Question

Question about the sped of the global pairwise alignment of Bio.pairwise.align.globalms and Align.PairwiseAligner()

1

Entering edit mode

3.1 years ago

master_zhen ▴ 10

Hi!

I have two long DNA sequence, and I want to do the global pairwise alignment with needleman-wunsch algorithm. But sometimes Bio.pairwise.align.globalms could run a long time.

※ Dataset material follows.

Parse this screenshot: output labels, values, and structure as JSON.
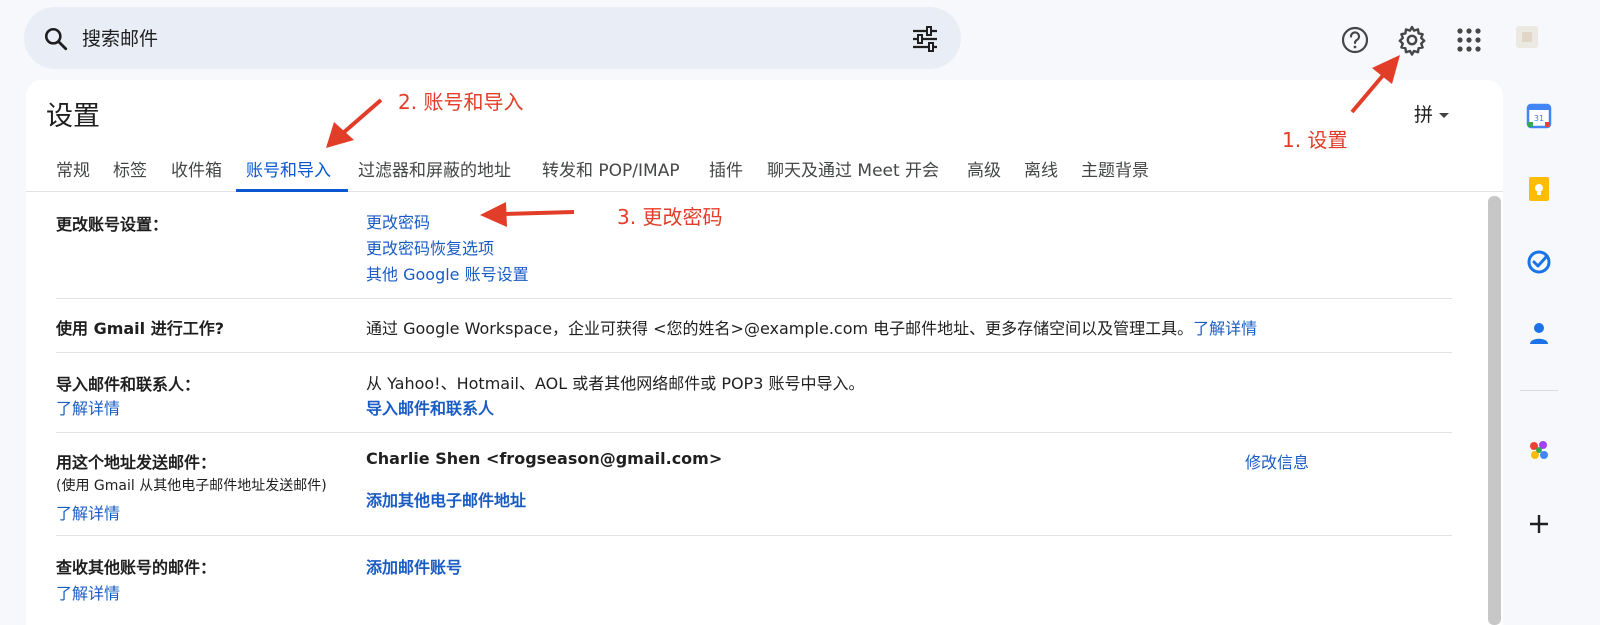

In this situation, I choose set one_alignment_only=1. And it could speed up to some extent. Thus, I see some posts said Align.PairwiseAligner() may be faster than that of the previous one. Is that true? If not, can anyone give some function like Bio under python? Thanks

Also, some related questions :

(1) If the program run a long time for one sample, how could I know whether this sample's data is complete. I mean not the the error of the bam file waste the time.

(2) Can Align.PairwiseAligner() quickly get the query sequence? Like alignments[0].seqB in the Bio.pairwise.align.globalms.

(3) Can Align.PairwiseAligner() just recover one result? Or to say set "one_alignment_only=1" in Align.PairwiseAligner()

Thanks!

Python pairwise global aignment • 1.4k views

ADD COMMENT • link 3.1 years ago by master_zhen ▴ 10

score 2 · Accepted Answer · 2021-03-16

2

Entering edit mode

3.1 years ago

master_zhen ▴ 10

The answer is yes. Align.PairwiseAligner() is much much faster than that of Bio.pairwise.align.globalms.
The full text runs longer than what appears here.